When the makers of the 2010 Jack Black movie Gulliver’s Travels were looking for suitably grand buildings to represent the Lilliputian capital, they turned to the Old Royal Naval College in Greenwich.

Designed by Sir Christopher Wren, the World Heritage-listed site made a grand backdrop for the film in which a supersized Black plays Gulliver, the hero of Jonathan Swift’s book (incidentally Blenheim Palace near Oxford also makes an appearance in the film).

It’s not the first time, of course, that the location has featured in recent films – in fact, such has been its popularity that Empire asked last year whether it was the most popular film location in the world.

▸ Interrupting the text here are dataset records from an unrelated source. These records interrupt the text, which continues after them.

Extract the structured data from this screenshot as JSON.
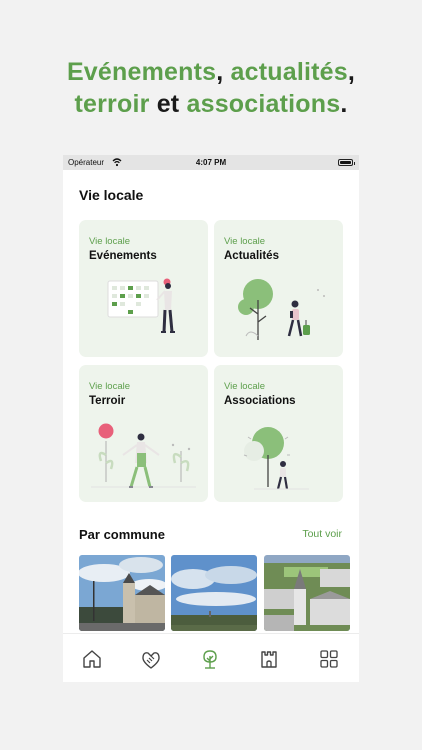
{
  "headline": {
    "line1_part1": "Evénements",
    "line1_sep": ",",
    "line1_part2": "actualités",
    "line1_end": ",",
    "line2_part1": "terroir",
    "line2_mid": "et",
    "line2_part2": "associations",
    "line2_end": "."
  },
  "status_bar": {
    "carrier": "Opérateur",
    "time": "4:07 PM"
  },
  "section": {
    "title": "Vie locale"
  },
  "cards": [
    {
      "kicker": "Vie locale",
      "title": "Evénements"
    },
    {
      "kicker": "Vie locale",
      "title": "Actualités"
    },
    {
      "kicker": "Vie locale",
      "title": "Terroir"
    },
    {
      "kicker": "Vie locale",
      "title": "Associations"
    }
  ],
  "communes": {
    "title": "Par commune",
    "see_all": "Tout voir"
  },
  "tabbar": {
    "icons": [
      "home-icon",
      "handshake-icon",
      "tree-icon",
      "castle-icon",
      "grid-icon"
    ],
    "active_index": 2
  },
  "colors": {
    "accent": "#5d9f4c",
    "card_bg": "#eef4ec",
    "pink": "#e8607a"
  }
}
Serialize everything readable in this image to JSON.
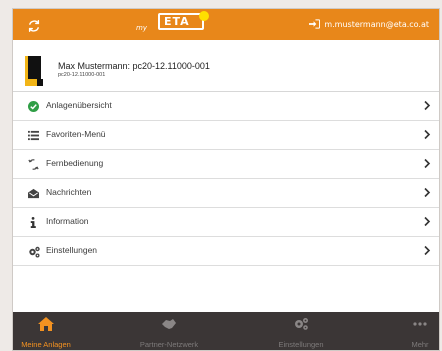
{
  "header": {
    "refresh_icon": "refresh-icon",
    "logo": {
      "prefix": "my",
      "brand": "ETA"
    },
    "user_icon": "sign-in-icon",
    "user_email": "m.mustermann@eta.co.at"
  },
  "device": {
    "icon": "boiler-icon",
    "title": "Max Mustermann: pc20-12.11000-001",
    "subtitle": "pc20-12.11000-001"
  },
  "menu": {
    "items": [
      {
        "icon": "check-circle-icon",
        "label": "Anlagenübersicht"
      },
      {
        "icon": "list-icon",
        "label": "Favoriten-Menü"
      },
      {
        "icon": "remote-control-icon",
        "label": "Fernbedienung"
      },
      {
        "icon": "envelope-icon",
        "label": "Nachrichten"
      },
      {
        "icon": "info-icon",
        "label": "Information"
      },
      {
        "icon": "cogs-icon",
        "label": "Einstellungen"
      }
    ]
  },
  "bottom_nav": {
    "tabs": [
      {
        "icon": "home-icon",
        "label": "Meine Anlagen",
        "active": true
      },
      {
        "icon": "handshake-icon",
        "label": "Partner-Netzwerk",
        "active": false
      },
      {
        "icon": "cogs-icon",
        "label": "Einstellungen",
        "active": false
      },
      {
        "icon": "more-icon",
        "label": "Mehr",
        "active": false
      }
    ]
  },
  "colors": {
    "accent": "#e8871a",
    "active_tab": "#f39221",
    "bottom_bar": "#3b3636",
    "success": "#2f9e46"
  }
}
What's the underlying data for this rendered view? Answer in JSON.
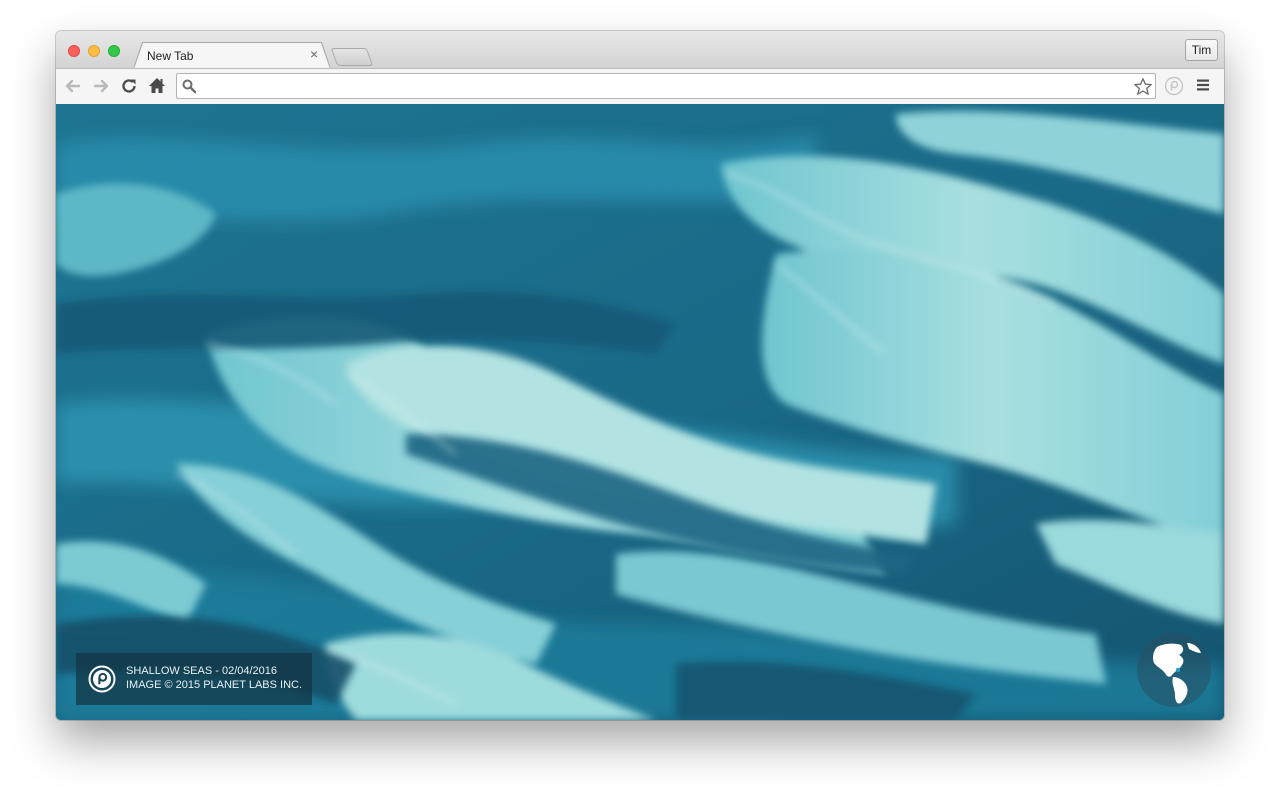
{
  "browser": {
    "tab": {
      "title": "New Tab",
      "close_glyph": "×"
    },
    "profile_name": "Tim",
    "omnibox": {
      "value": "",
      "placeholder": ""
    },
    "icons": {
      "back": "back-arrow-icon",
      "forward": "forward-arrow-icon",
      "reload": "reload-icon",
      "home": "home-icon",
      "search": "search-icon",
      "bookmark": "star-icon",
      "extension": "planet-extension-icon",
      "menu": "hamburger-menu-icon"
    }
  },
  "page": {
    "caption": {
      "line1": "SHALLOW SEAS - 02/04/2016",
      "line2": "IMAGE © 2015 PLANET LABS INC."
    }
  },
  "colors": {
    "water_dark": "#14526e",
    "water_mid": "#2a8aa8",
    "sand_light": "#a8e0e2",
    "window_traffic_close": "#fc605c",
    "window_traffic_min": "#fdbc40",
    "window_traffic_max": "#34c84a"
  }
}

Other films in which the Old Royal Naval College appears have included The Dark Knight Rises (where it features in the epilogue), Les Miserables (where the buildings represent a part of a Paris featuring a gigantic wooden elephant which is home to the street urchin Gavroche), and Pirates of the Caribbean: On Stranger Tides (where the spectacular Painted Hall, designed by Wren and Nicholas Hawksmoor, represents the King’s palace).

It has also appeared in both of the recent Sherlock Holmes films as well as a host of others – everything from The Mummy Returns to The Madness of King George and Charlotte Gray.